Redivis
Redivis is a powerful data querying and analysis platform built specifically with researchers in mind. Redivis is constructed on top of Google Cloud's BigQuery engine, which makes working with Big Data on the multi-TB scale much faster. Data manipulation and queries that may take many hours to run on computing systems like the Yen servers, can take seconds on Redivis.
Why Redivis?
It has always been a major challenge to find a computing and storage solution for Big Data analysis that is intuitive for less technical researchers while still being powerful enough to support intensive data manipulation and queries. There are plenty of potential solutions including locally-hosted database servers and cloud-hosted services (AWS Athena, AWS Redshift, AWS RDS, Google Cloud BigQuery, etc.), but they can be very costly, time consuming to set up, cryptic to manage, unintuitive to use, or some combination of all of the above. The Redivis platform provides the best balance of all of these factors and is our default solution for hosting large datasets for researchers at the GSB.
Furthermore, Redivis has particular points of emphasis on data security and access controls, creating a safe environment for collaborative research work with all types of data.
Data Security
Unlike the Yen cluster, which is only approved for Moderate risk data, Redivis is approved for High risk data. This includes highly-sensitive data such as social security numbers and protected health information (PHI). This is possible, because Redivis has a number of protective measures built into the platform. The fact that Redivis has been approved for High risk data makes it a unique data processing platform at Stanford University and serves as a viable hosting option for researchers negotiating with data vendors for sensitive data.
Learn More
Visit our Security page to learn more about what data and information security mean at both Stanford GSB and Stanford University.
Fine-Grained Access Control
Redivis offers fine-grained access control to most facets of its platform, including at the levels of
- Organization -- Who is able to access or apply to access to datasets within an organization?
- Dataset -- Who is able to use or edit a particular dataset? How much of a dataset can an individual member see?
- Export -- Can a subset or derivative of a dataset be exported? If so, to what environment? How much data can an individual export?
- Worfklow -- Who is able to see, copy, or edit the work done in a workflow?
These straightforward access controls make the platform flexible for both administrators and researchers alike to manage datasets and research work.
Getting Access
Access to Organization
The GSB has their own Redivis organization (StanfordGSBLibrary) within the greater Stanford Data Farm pool of organizations. To join the GSB's Redivis organization, follow the directions on this page. After you join the organization, you can start using the datasets that are already available to you.
Once you have a Redivis account, you can also join the organization hosted by Stanford Libraries (SUL), which features an array of datasets that may be of interest to GSB researchers. Note that the set of datasets in this organization is not maintained by the GSB so you should contact Research Data Services at SUL instead for support.
Access to Datasets
There are a number of datasets hosted in the StanfordGSBLibrary organization that require additional approval. You will need to apply for access to these datasets individually.
Where Do I Start?
To start, Redivis has extensive documentation about their platform, which even includes example workflows that discuss specific data pipelines and use cases.

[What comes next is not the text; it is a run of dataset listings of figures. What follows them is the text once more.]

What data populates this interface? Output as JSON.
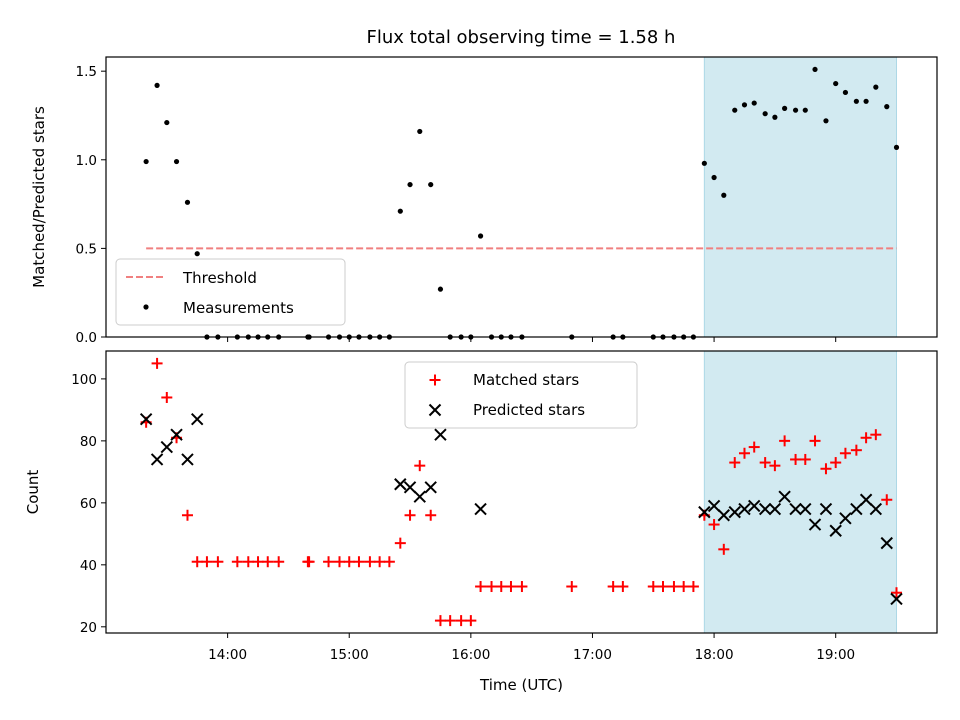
{
  "title": "Flux total observing time = 1.58 h",
  "colors": {
    "shade": "#add8e6",
    "threshold": "#f08080",
    "measurement": "#000000",
    "matched": "#ff0000",
    "predicted": "#000000"
  },
  "chart_data": [
    {
      "type": "scatter",
      "ylabel": "Matched/Predicted stars",
      "xlim": [
        13.0,
        19.833
      ],
      "ylim": [
        0.0,
        1.58
      ],
      "yticks": [
        0.0,
        0.5,
        1.0,
        1.5
      ],
      "ytick_labels": [
        "0.0",
        "0.5",
        "1.0",
        "1.5"
      ],
      "shaded_interval": [
        17.92,
        19.5
      ],
      "threshold": {
        "name": "Threshold",
        "value": 0.5,
        "x_range": [
          13.33,
          19.5
        ]
      },
      "legend": [
        "Threshold",
        "Measurements"
      ],
      "legend_position": "lower-left",
      "series": [
        {
          "name": "Measurements",
          "x": [
            13.33,
            13.42,
            13.5,
            13.58,
            13.67,
            13.75,
            13.83,
            13.92,
            14.08,
            14.17,
            14.25,
            14.33,
            14.42,
            14.66,
            14.67,
            14.83,
            14.92,
            15.0,
            15.08,
            15.17,
            15.25,
            15.33,
            15.42,
            15.5,
            15.58,
            15.67,
            15.75,
            15.83,
            15.92,
            16.0,
            16.08,
            16.17,
            16.25,
            16.33,
            16.42,
            16.83,
            17.17,
            17.25,
            17.5,
            17.58,
            17.67,
            17.75,
            17.83,
            17.92,
            18.0,
            18.08,
            18.17,
            18.25,
            18.33,
            18.42,
            18.5,
            18.58,
            18.67,
            18.75,
            18.83,
            18.92,
            19.0,
            19.08,
            19.17,
            19.25,
            19.33,
            19.42,
            19.5
          ],
          "y": [
            0.99,
            1.42,
            1.21,
            0.99,
            0.76,
            0.47,
            0.0,
            0.0,
            0.0,
            0.0,
            0.0,
            0.0,
            0.0,
            0.0,
            0.0,
            0.0,
            0.0,
            0.0,
            0.0,
            0.0,
            0.0,
            0.0,
            0.71,
            0.86,
            1.16,
            0.86,
            0.27,
            0.0,
            0.0,
            0.0,
            0.57,
            0.0,
            0.0,
            0.0,
            0.0,
            0.0,
            0.0,
            0.0,
            0.0,
            0.0,
            0.0,
            0.0,
            0.0,
            0.98,
            0.9,
            0.8,
            1.28,
            1.31,
            1.32,
            1.26,
            1.24,
            1.29,
            1.28,
            1.28,
            1.51,
            1.22,
            1.43,
            1.38,
            1.33,
            1.33,
            1.41,
            1.3,
            1.07
          ]
        }
      ]
    },
    {
      "type": "scatter",
      "xlabel": "Time (UTC)",
      "ylabel": "Count",
      "xlim": [
        13.0,
        19.833
      ],
      "ylim": [
        18,
        109
      ],
      "xticks": [
        14,
        15,
        16,
        17,
        18,
        19
      ],
      "xtick_labels": [
        "14:00",
        "15:00",
        "16:00",
        "17:00",
        "18:00",
        "19:00"
      ],
      "yticks": [
        20,
        40,
        60,
        80,
        100
      ],
      "ytick_labels": [
        "20",
        "40",
        "60",
        "80",
        "100"
      ],
      "shaded_interval": [
        17.92,
        19.5
      ],
      "legend": [
        "Matched stars",
        "Predicted stars"
      ],
      "legend_position": "upper-center",
      "series": [
        {
          "name": "Matched stars",
          "marker": "+",
          "x": [
            13.33,
            13.42,
            13.5,
            13.58,
            13.67,
            13.75,
            13.83,
            13.92,
            14.08,
            14.17,
            14.25,
            14.33,
            14.42,
            14.66,
            14.67,
            14.83,
            14.92,
            15.0,
            15.08,
            15.17,
            15.25,
            15.33,
            15.42,
            15.5,
            15.58,
            15.67,
            15.75,
            15.83,
            15.92,
            16.0,
            16.08,
            16.17,
            16.25,
            16.33,
            16.42,
            16.83,
            17.17,
            17.25,
            17.5,
            17.58,
            17.67,
            17.75,
            17.83,
            17.92,
            18.0,
            18.08,
            18.17,
            18.25,
            18.33,
            18.42,
            18.5,
            18.58,
            18.67,
            18.75,
            18.83,
            18.92,
            19.0,
            19.08,
            19.17,
            19.25,
            19.33,
            19.42,
            19.5
          ],
          "y": [
            86,
            105,
            94,
            81,
            56,
            41,
            41,
            41,
            41,
            41,
            41,
            41,
            41,
            41,
            41,
            41,
            41,
            41,
            41,
            41,
            41,
            41,
            47,
            56,
            72,
            56,
            22,
            22,
            22,
            22,
            33,
            33,
            33,
            33,
            33,
            33,
            33,
            33,
            33,
            33,
            33,
            33,
            33,
            56,
            53,
            45,
            73,
            76,
            78,
            73,
            72,
            80,
            74,
            74,
            80,
            71,
            73,
            76,
            77,
            81,
            82,
            61,
            31
          ]
        },
        {
          "name": "Predicted stars",
          "marker": "x",
          "x": [
            13.33,
            13.42,
            13.5,
            13.58,
            13.67,
            13.75,
            15.42,
            15.5,
            15.58,
            15.67,
            15.75,
            16.08,
            17.92,
            18.0,
            18.08,
            18.17,
            18.25,
            18.33,
            18.42,
            18.5,
            18.58,
            18.67,
            18.75,
            18.83,
            18.92,
            19.0,
            19.08,
            19.17,
            19.25,
            19.33,
            19.42,
            19.5
          ],
          "y": [
            87,
            74,
            78,
            82,
            74,
            87,
            66,
            65,
            62,
            65,
            82,
            58,
            57,
            59,
            56,
            57,
            58,
            59,
            58,
            58,
            62,
            58,
            58,
            53,
            58,
            51,
            55,
            58,
            61,
            58,
            47,
            29
          ]
        }
      ]
    }
  ]
}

We recommend watching the video below for a quick overview:
Learn More
Read our blog post covering key use cases and helpful tips for Redivis based on our experience with the platform and working with other users.
When Do I Use Redivis?
The Redivis platform is best used when you want to...
-
Initially explore and query datasets hosted in the StanfordGSBLibrary Redivis organization
You do not need to start by exporting entire tables within datasets or querying data via the Redivis API.
-
Subset or aggregate large datasets (multi-TB) for further processing elsewhere
Leveraging the BigQuery-backed data transforms within Redivis for this type of data processing will be faster and more efficient for you compared with using your laptop or the Yen cluster.
-
Merge small personal datasets, like Excel spreadsheets, with data hosted on Redivis
With the ability to create your own datasets within your own account and to upload your own lists, you can perform dataset merging operations within the Redivis platform and forego exporting data outside Redivis.
-
Work with High risk data
Although there are other options at Stanford for working with Big Data that is classified as high risk (Nero GCP), Redivis is fully approved and offers performant computing resources out-of-the-box that would otherwise need to be configured on your own.
Where Do I Ask for Help?
Depending on the nature of your question, there are several places that you can go for help:
- For Redivis platform-specific questions, you can join the #redivis-users Slack channel hosted for GSB researchers and ask questions there.
- For questions about access to datasets hosted on the StanfordGSBLibrary Redivis organization, email the GSB Research Data Coordination team.
- For questions about hosting your own large datasets on Redivis, email the GSB Data, Analytics, and Research Computing (DARC) team.
- For questions about the content of specific datasets hosted on the StanfordGSBLibrary Redivis organization, fill out the GSB Library Ask Us form.
Storage Costs
The DARC team is happy to perform the technical work to help GSB faculty researchers host datasets on Redivis, but there are associated storage costs on the Redivis platform that will need to be covered by the researcher.